LAVFilters icon indicating copy to clipboard operation
LAVFilters copied to clipboard

H.264 decoder output for first GOP problem

Open rjappleton opened this issue 6 years ago • 13 comments

I have my own DirectShow demuxer which does frame-accurate seeking by setting negative timestamps until the first required frame (the seeked-to frame) which gets a >=0 timestamp. This gives frame accurate seeking for most decoders OK including the LAV video decoder, because the decoder does not output anything until the first >=0 time stamp.

But then I noticed strange behavior of the LAV Video Decoder when seeking within the first GOP of some AVCHD (H.264) .mts files.

When the problem occurs, it seems that the first I frame is always output no matter which frame in the first GOP you seek to - so the renderer always displays that frame. As soon as you seek into the second GOP and beyond, the correct seeked-to frame is displayed so seeking is then working OK.

After more investigation, if QuickSync is selected as the Hardware acceleration mode of the LAV decoder then the problem never occurs. But for other modes like None, DXVA copyback etc the problem does occur for some AVCHD .mts files.

I then looked at the output timestamps when streaming from the START of the file. When QuickSync is selected I got the clean sequence 333555, 667222, 1000888, 1334555. But when selecting DXVA copyback I got 0, 333666, 0, 333666, 667332, 1000998, 1334664. So something is not quite right with non-Quicksync modes.

I have tried to isolate what distinguishes the mts files that showed this problem compared to those that do not, but without much success - except that the the problem files seem to be from some Sony video cameras.

In MPEG-2, you often have the first GOP closed and all other GOPS open. So I wondered if there was something similar in the first H.264 GOP that wasn't being handled well for non-Quicksync modes.

So I used a hex-editor to remove the first GOP from a problem mts file, so that the second GOP was now the first GOP in the file. I found that seeking and streaming now seemed to work OK for this hacked file in its first GOP.

I conclude that there is something different in the first GOP of the problem files (maybe in the SPS or an SEI) that is messing up the LAV decoder in non-QuickSync modes.

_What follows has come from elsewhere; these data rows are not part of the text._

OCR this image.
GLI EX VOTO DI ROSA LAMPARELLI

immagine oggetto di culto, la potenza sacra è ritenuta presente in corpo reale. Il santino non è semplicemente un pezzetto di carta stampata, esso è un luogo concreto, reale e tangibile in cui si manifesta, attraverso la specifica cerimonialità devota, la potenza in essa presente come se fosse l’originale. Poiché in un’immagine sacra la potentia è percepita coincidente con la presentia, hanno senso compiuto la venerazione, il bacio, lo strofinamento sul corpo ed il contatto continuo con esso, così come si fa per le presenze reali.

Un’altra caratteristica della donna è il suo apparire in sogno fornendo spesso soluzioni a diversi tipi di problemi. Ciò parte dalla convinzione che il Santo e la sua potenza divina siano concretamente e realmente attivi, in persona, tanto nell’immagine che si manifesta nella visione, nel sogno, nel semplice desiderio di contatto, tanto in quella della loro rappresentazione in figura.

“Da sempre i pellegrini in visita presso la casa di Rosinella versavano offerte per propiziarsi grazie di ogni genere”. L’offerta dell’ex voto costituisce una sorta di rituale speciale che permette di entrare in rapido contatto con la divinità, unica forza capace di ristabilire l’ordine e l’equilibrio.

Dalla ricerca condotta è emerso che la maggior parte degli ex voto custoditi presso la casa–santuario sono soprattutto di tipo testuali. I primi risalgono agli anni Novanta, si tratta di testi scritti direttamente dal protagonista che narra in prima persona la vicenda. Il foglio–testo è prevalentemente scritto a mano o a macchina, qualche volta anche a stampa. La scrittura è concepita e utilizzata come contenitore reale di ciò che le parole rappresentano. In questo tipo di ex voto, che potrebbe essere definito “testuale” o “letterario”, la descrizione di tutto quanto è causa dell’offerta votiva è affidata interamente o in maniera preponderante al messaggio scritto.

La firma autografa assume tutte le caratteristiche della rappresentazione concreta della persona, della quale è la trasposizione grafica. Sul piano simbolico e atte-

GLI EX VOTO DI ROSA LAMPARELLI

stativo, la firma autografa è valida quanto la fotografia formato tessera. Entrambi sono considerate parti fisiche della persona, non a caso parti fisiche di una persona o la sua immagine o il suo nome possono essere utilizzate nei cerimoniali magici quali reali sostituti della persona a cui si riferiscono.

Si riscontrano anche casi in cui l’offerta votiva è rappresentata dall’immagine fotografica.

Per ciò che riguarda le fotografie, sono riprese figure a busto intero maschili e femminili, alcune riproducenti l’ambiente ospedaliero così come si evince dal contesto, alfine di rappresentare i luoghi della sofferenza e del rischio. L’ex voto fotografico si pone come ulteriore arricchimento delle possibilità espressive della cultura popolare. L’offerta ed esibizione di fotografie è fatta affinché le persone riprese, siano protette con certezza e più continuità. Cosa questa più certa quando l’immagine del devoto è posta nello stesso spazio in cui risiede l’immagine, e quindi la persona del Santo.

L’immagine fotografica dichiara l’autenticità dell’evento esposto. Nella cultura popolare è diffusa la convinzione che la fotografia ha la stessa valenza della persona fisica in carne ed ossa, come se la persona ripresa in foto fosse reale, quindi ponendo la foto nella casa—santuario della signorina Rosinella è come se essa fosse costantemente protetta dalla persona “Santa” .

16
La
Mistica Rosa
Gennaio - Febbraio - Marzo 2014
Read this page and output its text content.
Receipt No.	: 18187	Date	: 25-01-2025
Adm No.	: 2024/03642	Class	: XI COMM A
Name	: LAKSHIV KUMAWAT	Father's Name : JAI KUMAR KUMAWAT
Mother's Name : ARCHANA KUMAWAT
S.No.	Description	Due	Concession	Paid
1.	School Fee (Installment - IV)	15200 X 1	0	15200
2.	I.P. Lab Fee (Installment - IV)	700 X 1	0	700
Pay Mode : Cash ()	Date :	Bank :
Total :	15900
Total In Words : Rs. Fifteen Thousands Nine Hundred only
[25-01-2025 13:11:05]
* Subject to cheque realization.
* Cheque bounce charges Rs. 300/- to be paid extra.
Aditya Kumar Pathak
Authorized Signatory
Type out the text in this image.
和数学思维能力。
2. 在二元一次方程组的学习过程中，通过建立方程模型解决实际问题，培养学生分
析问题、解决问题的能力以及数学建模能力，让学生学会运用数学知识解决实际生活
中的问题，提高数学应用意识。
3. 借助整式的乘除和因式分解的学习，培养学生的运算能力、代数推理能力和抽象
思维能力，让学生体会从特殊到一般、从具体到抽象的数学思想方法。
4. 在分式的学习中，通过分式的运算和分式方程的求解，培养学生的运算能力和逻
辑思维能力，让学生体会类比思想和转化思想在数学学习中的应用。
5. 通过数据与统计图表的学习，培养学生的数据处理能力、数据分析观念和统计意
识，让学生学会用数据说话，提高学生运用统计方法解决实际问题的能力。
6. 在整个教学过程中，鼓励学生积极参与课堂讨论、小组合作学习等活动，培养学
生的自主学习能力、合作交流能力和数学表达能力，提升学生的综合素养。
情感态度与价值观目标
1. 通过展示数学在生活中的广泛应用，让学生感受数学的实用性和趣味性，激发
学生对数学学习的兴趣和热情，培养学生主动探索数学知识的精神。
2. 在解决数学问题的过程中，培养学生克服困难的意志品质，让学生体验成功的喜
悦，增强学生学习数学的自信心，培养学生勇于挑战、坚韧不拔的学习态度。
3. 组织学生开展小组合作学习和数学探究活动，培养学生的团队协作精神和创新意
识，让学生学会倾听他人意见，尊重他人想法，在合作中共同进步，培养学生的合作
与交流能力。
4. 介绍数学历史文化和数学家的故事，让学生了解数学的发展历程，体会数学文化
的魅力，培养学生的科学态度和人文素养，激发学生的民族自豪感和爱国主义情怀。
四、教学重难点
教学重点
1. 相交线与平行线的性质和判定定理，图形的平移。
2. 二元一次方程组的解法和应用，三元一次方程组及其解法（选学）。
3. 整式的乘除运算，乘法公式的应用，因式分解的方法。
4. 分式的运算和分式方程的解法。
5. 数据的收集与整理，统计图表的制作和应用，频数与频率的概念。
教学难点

rjappleton avatar May 14 '18 16:05 rjappleton

As long as the source always sends timestamps, those should be passed through as-is, and no new timestamps being invented. So perhaps those first frames dont actually have timestamps, in which case LAV Video would never know to drop them?

Nevcairiel avatar May 14 '18 17:05 Nevcairiel

Re the output timestamps listed above, the input timestamps are

0 -667333 -333666 667333 333666 1334666 1001000 2002000 1668333 2669333 2335666 3336666 3003000 4004000 3670333 and so on...

So they do all have input timestamps (the two negative timestamps are the leading B frames which is OK). The output timestamps are often slightly different to the input timestamps - I'm not really bothered by that as I've seen it a lot with other decoders.

I've checked the SPS of the first and second GOPs and they are identical, so the difference does not seem to be in the SPS. But there are differences in the PPS and SEI's so maybe the source of the problem is in there but I've no way to parse them in detail.

The Quicksync module in LAV Video decoder must be parsing this differently because it emits the correct series of frames and timestamps - it works great treating negative timestamps as preroll and does not output the corresponding decoded frames. It is the other non-Quicksync modes that exhibit the problem (in the first GOP).

rjappleton avatar May 14 '18 22:05 rjappleton

The Quicksync decoder has a time stamp "correction" feature. So the actual timestamps are not necessarily correct.

Upload a sample file for Nevcairiel. That is the best way to get an analysis.

clsid2 avatar May 15 '18 11:05 clsid2

Indeed, a way to actually test this would be the only way to actually answer any questions.

Nevcairiel avatar May 15 '18 11:05 Nevcairiel

No problem, here is an example.

sample.MTS is the original file that demonstrates the problem in the first GOP sample-chopped.MTS is the same file but with the first GOP chopped off (the second GOP is now the first GOP) and seeks OK in the now first GOP for all hardware modes of LAV video decoder

rjappleton avatar May 16 '18 15:05 rjappleton

I can't reproduce any problems. I offset the timestamps by two frames as your example to simulate seeking, and the output timestamps come out perfectly.

The only remaining piece would be your source filter sending data differently, somehow.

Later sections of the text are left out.